Lanzmann, Haenel, Heidegger (et Karski)

 

 

Je viens de lire la critique de Lanzmann du problématique roman de Yannick Haenel Jan Karski publiée dans Marianne.

Dans son ouvrage Haenel soutient qu’on aurait exagéré l’antisémitisme polonais afin de décharger les anglais et les américains de leur acceptation du génocide. Et cela, bien sûr, équivaut à une complicité. La guerre a été faite à l’Allemagne mais pas à la machine de mort nazie. Gérard Bensoussan, dans un débat sur France-Culture, estime par exemple qu’il aurait été tout à fait possible d’empêcher, en bombardant les chambres à gaz d’Auschwitz et les voies ferrées, la mise à mort industrielle de centaines de milliers de juifs hongrois.

Sur le fond, avec des arguments solides, Bensoussan donne raison à Haenel. Il souligne cependant la virulence d’un antisémitisme polonais. Il fit plus d’un millier de victimes, et dans des conditions horribles, après la guerre et la défaite des allemands. Mais il tint aussi à mettre en avant le nombre significatif de polonais qui furent des justes et aidèrent, à leurs risques et périls, des juifs.

Là où Lanzmann me semble toucher juste c’est quand il dénonce la superposition de la fiction au récit historique. Le jeu entre les deux est en soi intéressant. Mais lorsqu’on s’abandonne à des poncifs anti-américains en offrant une caricature abjecte de Roosevelt on se fait sans doute facilement plaisir. Et, surtout, on simplifie  une situation difficile.

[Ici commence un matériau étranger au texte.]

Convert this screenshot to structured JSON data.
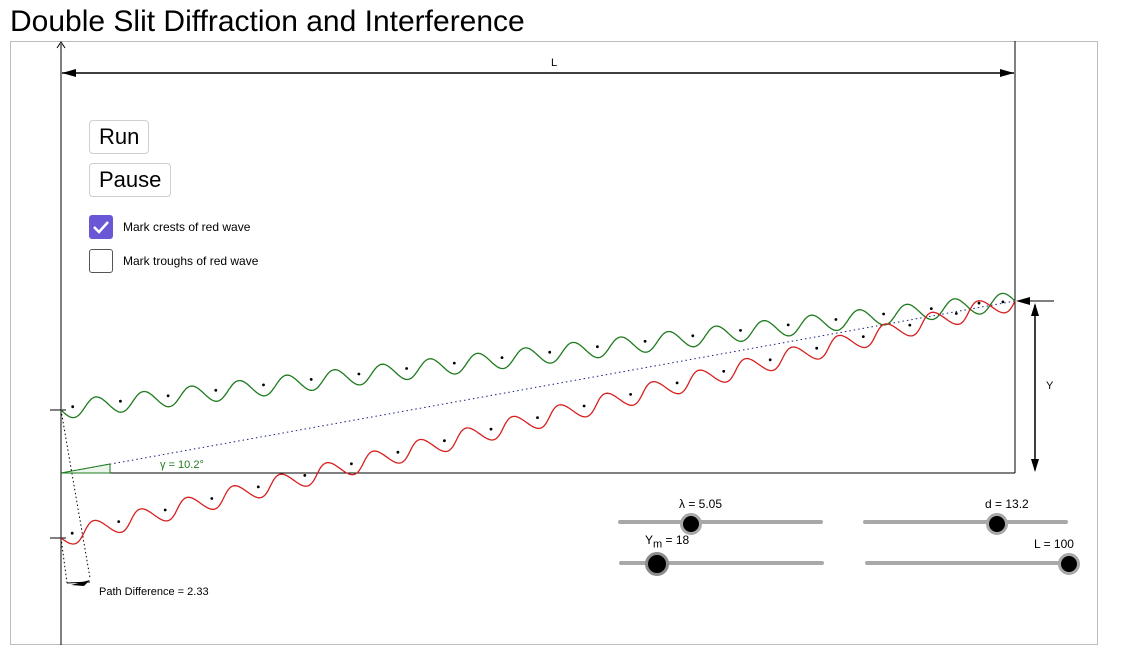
{
  "title": "Double Slit Diffraction and Interference",
  "buttons": {
    "run_label": "Run",
    "pause_label": "Pause"
  },
  "checkboxes": {
    "crests_label": "Mark crests of red wave",
    "crests_checked": true,
    "troughs_label": "Mark troughs of red wave",
    "troughs_checked": false
  },
  "diagram": {
    "L_label": "L",
    "Y_label": "Y",
    "angle_label": "γ = 10.2°",
    "path_diff_label": "Path Difference = 2.33",
    "colors": {
      "green_wave": "#1e7b1e",
      "red_wave": "#d62020",
      "angle": "#1e7b1e"
    }
  },
  "sliders": {
    "lambda": {
      "label": "λ = 5.05",
      "value": 5.05,
      "fraction": 0.34
    },
    "d": {
      "label": "d = 13.2",
      "value": 13.2,
      "fraction": 0.65
    },
    "ym": {
      "prefix": "Y",
      "sub": "m",
      "suffix": " = 18",
      "value": 18,
      "fraction": 0.19
    },
    "L": {
      "label": "L = 100",
      "value": 100,
      "fraction": 1.0
    }
  }
}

Le vrai sujet, à mon avis, serait d’essayer de retracer le chemin qui a conduit de la neutralité à un engagement qui se conclut tout de même par la défaite du III° Reich.

La thèse principale d’Haenel pourrait ainsi être abordée autrement : comment, malgré l’immense force que constituaient l’indifférence et la haine à l’égard des juifs dans tout l’occident – sur fond notamment d’une judéophobie sacralisée par les églises chrétiennes – le III° Reich fut tout de même abattu.

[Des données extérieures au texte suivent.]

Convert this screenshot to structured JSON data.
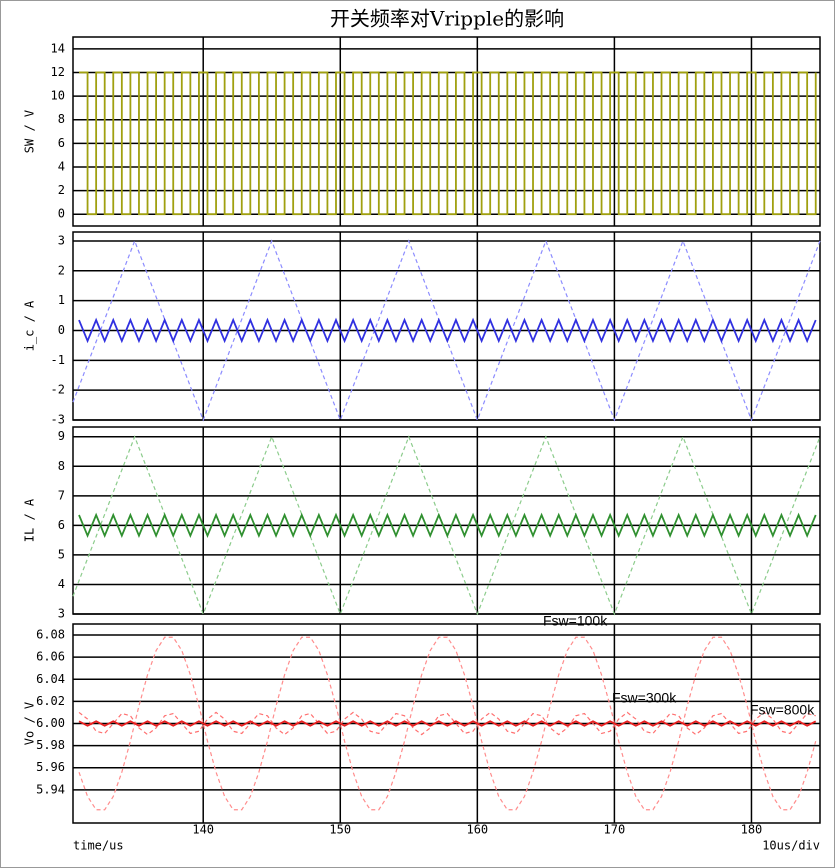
{
  "chart_data": {
    "title": "开关频率对Vripple的影响",
    "xlabel": "time/us",
    "x_division": "10us/div",
    "xlim": [
      130.5,
      185
    ],
    "xticks": [
      140,
      150,
      160,
      170,
      180
    ],
    "grid": true,
    "x": [
      130.9375,
      131.5625,
      132.1875,
      132.8125,
      133.4375,
      134.0625,
      134.6875,
      135.3125,
      135.9375,
      136.5625,
      137.1875,
      137.8125,
      138.4375,
      139.0625,
      139.6875,
      140.3125,
      140.9375,
      141.5625,
      142.1875,
      142.8125,
      143.4375,
      144.0625,
      144.6875,
      145.3125,
      145.9375,
      146.5625,
      147.1875,
      147.8125,
      148.4375,
      149.0625,
      149.6875,
      150.3125,
      150.9375,
      151.5625,
      152.1875,
      152.8125,
      153.4375,
      154.0625,
      154.6875,
      155.3125,
      155.9375,
      156.5625,
      157.1875,
      157.8125,
      158.4375,
      159.0625,
      159.6875,
      160.3125,
      160.9375,
      161.5625,
      162.1875,
      162.8125,
      163.4375,
      164.0625,
      164.6875,
      165.3125,
      165.9375,
      166.5625,
      167.1875,
      167.8125,
      168.4375,
      169.0625,
      169.6875,
      170.3125,
      170.9375,
      171.5625,
      172.1875,
      172.8125,
      173.4375,
      174.0625,
      174.6875,
      175.3125,
      175.9375,
      176.5625,
      177.1875,
      177.8125,
      178.4375,
      179.0625,
      179.6875,
      180.3125,
      180.9375,
      181.5625,
      182.1875,
      182.8125,
      183.4375,
      184.0625,
      184.6875
    ],
    "panels": [
      {
        "type": "step",
        "ylabel": "SW / V",
        "ylim": [
          -1,
          15
        ],
        "yticks": [
          0,
          2,
          4,
          6,
          8,
          10,
          12,
          14
        ],
        "series": [
          {
            "color": "#a0a010",
            "values": [
              12,
              0,
              12,
              0,
              12,
              0,
              12,
              0,
              12,
              0,
              12,
              0,
              12,
              0,
              12,
              0,
              12,
              0,
              12,
              0,
              12,
              0,
              12,
              0,
              12,
              0,
              12,
              0,
              12,
              0,
              12,
              0,
              12,
              0,
              12,
              0,
              12,
              0,
              12,
              0,
              12,
              0,
              12,
              0,
              12,
              0,
              12,
              0,
              12,
              0,
              12,
              0,
              12,
              0,
              12,
              0,
              12,
              0,
              12,
              0,
              12,
              0,
              12,
              0,
              12,
              0,
              12,
              0,
              12,
              0,
              12,
              0,
              12,
              0,
              12,
              0,
              12,
              0,
              12,
              0,
              12,
              0,
              12,
              0,
              12,
              0,
              12
            ]
          }
        ]
      },
      {
        "type": "line",
        "ylabel": "i_c / A",
        "ylim": [
          -3,
          3.3
        ],
        "yticks": [
          -3,
          -2,
          -1,
          0,
          1,
          2,
          3
        ],
        "series": [
          {
            "color": "#8c8cff",
            "dashed": true,
            "x": [
              130.5,
              135,
              140,
              145,
              150,
              155,
              160,
              165,
              170,
              175,
              180,
              185
            ],
            "values": [
              -2.4,
              3,
              -3,
              3,
              -3,
              3,
              -3,
              3,
              -3,
              3,
              -3,
              3
            ]
          },
          {
            "color": "#3030e0",
            "values": [
              0.35,
              -0.35,
              0.35,
              -0.35,
              0.35,
              -0.35,
              0.35,
              -0.35,
              0.35,
              -0.35,
              0.35,
              -0.35,
              0.35,
              -0.35,
              0.35,
              -0.35,
              0.35,
              -0.35,
              0.35,
              -0.35,
              0.35,
              -0.35,
              0.35,
              -0.35,
              0.35,
              -0.35,
              0.35,
              -0.35,
              0.35,
              -0.35,
              0.35,
              -0.35,
              0.35,
              -0.35,
              0.35,
              -0.35,
              0.35,
              -0.35,
              0.35,
              -0.35,
              0.35,
              -0.35,
              0.35,
              -0.35,
              0.35,
              -0.35,
              0.35,
              -0.35,
              0.35,
              -0.35,
              0.35,
              -0.35,
              0.35,
              -0.35,
              0.35,
              -0.35,
              0.35,
              -0.35,
              0.35,
              -0.35,
              0.35,
              -0.35,
              0.35,
              -0.35,
              0.35,
              -0.35,
              0.35,
              -0.35,
              0.35,
              -0.35,
              0.35,
              -0.35,
              0.35,
              -0.35,
              0.35,
              -0.35,
              0.35,
              -0.35,
              0.35,
              -0.35,
              0.35,
              -0.35,
              0.35,
              -0.35,
              0.35,
              -0.35,
              0.35
            ]
          }
        ]
      },
      {
        "type": "line",
        "ylabel": "IL / A",
        "ylim": [
          3,
          9.33
        ],
        "yticks": [
          3,
          4,
          5,
          6,
          7,
          8,
          9
        ],
        "series": [
          {
            "color": "#8ccc8c",
            "dashed": true,
            "x": [
              130.5,
              135,
              140,
              145,
              150,
              155,
              160,
              165,
              170,
              175,
              180,
              185
            ],
            "values": [
              3.6,
              9,
              3,
              9,
              3,
              9,
              3,
              9,
              3,
              9,
              3,
              9
            ]
          },
          {
            "color": "#309030",
            "values": [
              6.35,
              5.65,
              6.35,
              5.65,
              6.35,
              5.65,
              6.35,
              5.65,
              6.35,
              5.65,
              6.35,
              5.65,
              6.35,
              5.65,
              6.35,
              5.65,
              6.35,
              5.65,
              6.35,
              5.65,
              6.35,
              5.65,
              6.35,
              5.65,
              6.35,
              5.65,
              6.35,
              5.65,
              6.35,
              5.65,
              6.35,
              5.65,
              6.35,
              5.65,
              6.35,
              5.65,
              6.35,
              5.65,
              6.35,
              5.65,
              6.35,
              5.65,
              6.35,
              5.65,
              6.35,
              5.65,
              6.35,
              5.65,
              6.35,
              5.65,
              6.35,
              5.65,
              6.35,
              5.65,
              6.35,
              5.65,
              6.35,
              5.65,
              6.35,
              5.65,
              6.35,
              5.65,
              6.35,
              5.65,
              6.35,
              5.65,
              6.35,
              5.65,
              6.35,
              5.65,
              6.35,
              5.65,
              6.35,
              5.65,
              6.35,
              5.65,
              6.35,
              5.65,
              6.35,
              5.65,
              6.35,
              5.65,
              6.35,
              5.65,
              6.35,
              5.65,
              6.35
            ]
          }
        ]
      },
      {
        "type": "line",
        "ylabel": "Vo / V",
        "ylim": [
          5.91,
          6.09
        ],
        "yticks": [
          {
            "value": 5.94,
            "label": "5.94"
          },
          {
            "value": 5.96,
            "label": "5.96"
          },
          {
            "value": 5.98,
            "label": "5.98"
          },
          {
            "value": 6,
            "label": "6.00"
          },
          {
            "value": 6.02,
            "label": "6.02"
          },
          {
            "value": 6.04,
            "label": "6.04"
          },
          {
            "value": 6.06,
            "label": "6.06"
          },
          {
            "value": 6.08,
            "label": "6.08"
          }
        ],
        "series": [
          {
            "name": "Fsw=100k",
            "color": "#ff8c8c",
            "dashed": true,
            "values": [
              5.956,
              5.934,
              5.922,
              5.922,
              5.934,
              5.956,
              5.984,
              6.016,
              6.044,
              6.066,
              6.078,
              6.078,
              6.066,
              6.044,
              6.016,
              5.984,
              5.956,
              5.934,
              5.922,
              5.922,
              5.934,
              5.956,
              5.984,
              6.016,
              6.044,
              6.066,
              6.078,
              6.078,
              6.066,
              6.044,
              6.016,
              5.984,
              5.956,
              5.934,
              5.922,
              5.922,
              5.934,
              5.956,
              5.984,
              6.016,
              6.044,
              6.066,
              6.078,
              6.078,
              6.066,
              6.044,
              6.016,
              5.984,
              5.956,
              5.934,
              5.922,
              5.922,
              5.934,
              5.956,
              5.984,
              6.016,
              6.044,
              6.066,
              6.078,
              6.078,
              6.066,
              6.044,
              6.016,
              5.984,
              5.956,
              5.934,
              5.922,
              5.922,
              5.934,
              5.956,
              5.984,
              6.016,
              6.044,
              6.066,
              6.078,
              6.078,
              6.066,
              6.044,
              6.016,
              5.984,
              5.956,
              5.934,
              5.922,
              5.922,
              5.934,
              5.956,
              5.984
            ]
          },
          {
            "name": "Fsw=300k",
            "color": "#ff7070",
            "dashed": true,
            "values": [
              6.01,
              6.004,
              5.993,
              5.991,
              6,
              6.009,
              6.007,
              5.996,
              5.99,
              5.996,
              6.007,
              6.009,
              6,
              5.991,
              5.993,
              6.004,
              6.01,
              6.004,
              5.993,
              5.991,
              6,
              6.009,
              6.007,
              5.996,
              5.99,
              5.996,
              6.007,
              6.009,
              6,
              5.991,
              5.993,
              6.004,
              6.01,
              6.004,
              5.993,
              5.991,
              6,
              6.009,
              6.007,
              5.996,
              5.99,
              5.996,
              6.007,
              6.009,
              6,
              5.991,
              5.993,
              6.004,
              6.01,
              6.004,
              5.993,
              5.991,
              6,
              6.009,
              6.007,
              5.996,
              5.99,
              5.996,
              6.007,
              6.009,
              6,
              5.991,
              5.993,
              6.004,
              6.01,
              6.004,
              5.993,
              5.991,
              6,
              6.009,
              6.007,
              5.996,
              5.99,
              5.996,
              6.007,
              6.009,
              6,
              5.991,
              5.993,
              6.004,
              6.01,
              6.004,
              5.993,
              5.991,
              6,
              6.009,
              6.007
            ]
          },
          {
            "name": "Fsw=800k",
            "color": "#e82020",
            "values": [
              6.002,
              5.998,
              6.002,
              5.998,
              6.002,
              5.998,
              6.002,
              5.998,
              6.002,
              5.998,
              6.002,
              5.998,
              6.002,
              5.998,
              6.002,
              5.998,
              6.002,
              5.998,
              6.002,
              5.998,
              6.002,
              5.998,
              6.002,
              5.998,
              6.002,
              5.998,
              6.002,
              5.998,
              6.002,
              5.998,
              6.002,
              5.998,
              6.002,
              5.998,
              6.002,
              5.998,
              6.002,
              5.998,
              6.002,
              5.998,
              6.002,
              5.998,
              6.002,
              5.998,
              6.002,
              5.998,
              6.002,
              5.998,
              6.002,
              5.998,
              6.002,
              5.998,
              6.002,
              5.998,
              6.002,
              5.998,
              6.002,
              5.998,
              6.002,
              5.998,
              6.002,
              5.998,
              6.002,
              5.998,
              6.002,
              5.998,
              6.002,
              5.998,
              6.002,
              5.998,
              6.002,
              5.998,
              6.002,
              5.998,
              6.002,
              5.998,
              6.002,
              5.998,
              6.002,
              5.998,
              6.002,
              5.998,
              6.002,
              5.998,
              6.002,
              5.998,
              6.002
            ]
          }
        ]
      }
    ]
  }
}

L’anti-américanisme épidermique fait partie d’un jeu qui fait obstacle au déploiement d’une problématique historique (mais aussi actuelle) aux multiples dimensions.

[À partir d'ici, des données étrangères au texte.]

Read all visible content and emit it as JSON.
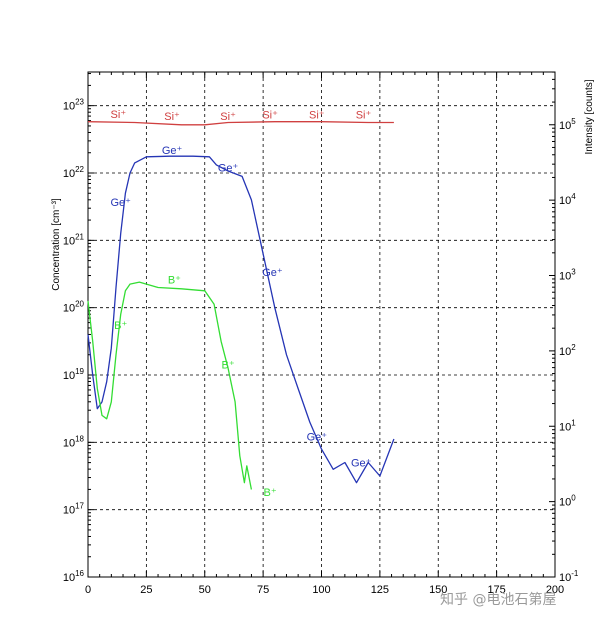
{
  "chart_data": {
    "type": "line",
    "x_range": [
      0,
      200
    ],
    "x_ticks": [
      0,
      25,
      50,
      75,
      100,
      125,
      150,
      175,
      200
    ],
    "x_tick_labels": [
      "0",
      "25",
      "50",
      "75",
      "100",
      "125",
      "150",
      "175",
      "200"
    ],
    "xlabel": "",
    "y_left": {
      "label": "Concentration [cm⁻³]",
      "scale": "log",
      "range_exp": [
        16,
        23.5
      ],
      "tick_exps": [
        16,
        17,
        18,
        19,
        20,
        21,
        22,
        23
      ],
      "tick_base": "10"
    },
    "y_right": {
      "label": "Intensity [counts]",
      "scale": "log",
      "range_exp": [
        -1,
        5.7
      ],
      "tick_exps": [
        -1,
        0,
        1,
        2,
        3,
        4,
        5
      ],
      "tick_base": "10"
    },
    "grid": true,
    "series": [
      {
        "name": "Si⁺",
        "axis": "right",
        "color": "#d04040",
        "points": [
          [
            0,
            5.04
          ],
          [
            20,
            5.03
          ],
          [
            40,
            5.0
          ],
          [
            50,
            5.0
          ],
          [
            60,
            5.03
          ],
          [
            80,
            5.04
          ],
          [
            100,
            5.04
          ],
          [
            120,
            5.03
          ],
          [
            131,
            5.03
          ]
        ],
        "labels": [
          [
            13,
            5.09
          ],
          [
            36,
            5.06
          ],
          [
            60,
            5.06
          ],
          [
            78,
            5.08
          ],
          [
            98,
            5.08
          ],
          [
            118,
            5.08
          ]
        ]
      },
      {
        "name": "Ge⁺",
        "axis": "left",
        "color": "#2535b5",
        "points": [
          [
            0,
            19.6
          ],
          [
            2,
            19.0
          ],
          [
            4,
            18.5
          ],
          [
            6,
            18.6
          ],
          [
            8,
            18.9
          ],
          [
            10,
            19.4
          ],
          [
            12,
            20.3
          ],
          [
            14,
            21.1
          ],
          [
            16,
            21.7
          ],
          [
            18,
            22.0
          ],
          [
            20,
            22.15
          ],
          [
            25,
            22.24
          ],
          [
            35,
            22.25
          ],
          [
            45,
            22.25
          ],
          [
            52,
            22.24
          ],
          [
            55,
            22.12
          ],
          [
            60,
            22.03
          ],
          [
            66,
            21.95
          ],
          [
            70,
            21.6
          ],
          [
            75,
            20.8
          ],
          [
            80,
            20.0
          ],
          [
            85,
            19.3
          ],
          [
            90,
            18.8
          ],
          [
            95,
            18.3
          ],
          [
            100,
            17.9
          ],
          [
            105,
            17.6
          ],
          [
            110,
            17.7
          ],
          [
            115,
            17.4
          ],
          [
            120,
            17.7
          ],
          [
            125,
            17.5
          ],
          [
            131,
            18.05
          ]
        ],
        "labels": [
          [
            36,
            22.28
          ],
          [
            60,
            22.02
          ],
          [
            14,
            21.51
          ],
          [
            79,
            20.47
          ],
          [
            98,
            18.03
          ],
          [
            117,
            17.64
          ]
        ]
      },
      {
        "name": "B⁺",
        "axis": "left",
        "color": "#33dd33",
        "points": [
          [
            0,
            20.1
          ],
          [
            2,
            19.5
          ],
          [
            4,
            18.8
          ],
          [
            6,
            18.4
          ],
          [
            8,
            18.35
          ],
          [
            10,
            18.6
          ],
          [
            12,
            19.3
          ],
          [
            14,
            19.9
          ],
          [
            16,
            20.25
          ],
          [
            18,
            20.35
          ],
          [
            22,
            20.38
          ],
          [
            30,
            20.3
          ],
          [
            40,
            20.28
          ],
          [
            50,
            20.25
          ],
          [
            54,
            20.05
          ],
          [
            57,
            19.5
          ],
          [
            60,
            19.1
          ],
          [
            63,
            18.6
          ],
          [
            65,
            17.8
          ],
          [
            67,
            17.4
          ],
          [
            68,
            17.65
          ],
          [
            70,
            17.3
          ]
        ],
        "labels": [
          [
            37,
            20.36
          ],
          [
            14,
            19.68
          ],
          [
            60,
            19.1
          ],
          [
            78,
            17.2
          ]
        ]
      }
    ]
  },
  "watermark": "知乎 @电池石第屋"
}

Si la majorité des occidentaux ont acquiescé au génocide il s’impose de mettre à jour les motifs qui ont conduit à l’effectivité de la défaite du système hitlérien.

Certes la majeure partie des juifs d’Europe était détruite. Mais la machine fut tout de même brisée. Nazis et néo-nazis ne rêvent, aujourd’hui même, qu’à la remettre en état de marche.

Cela dit la charge de Lanzmann contre Haenel a quelque chose de trés exagérée. Lanzmann dit ses liens avec Gallimard. Mais Gallimard c’est les oeuvres de Heidegger, la traduction de la Gesamtausgabe pratiquement sans appareil critique.

Et ce n’est pas parce qu’Heidegger a la réputation d’un grand penseur que cela nous autorise à minimiser voire à « pardonner » son nazisme.

Heidegger est bien plus dangereux que le jeune Yannick.

Dernièrement les Temps modernes ont fait un numéro spécial sur Heidegger, l’habiter et le lieu.

Avec un article de Mattéi sur le Quadriparti. Or le Quadriparti est la version « spirituelle » heideggérienne de la croix gammée.

Une croix gammée au coeur des Temps modernes!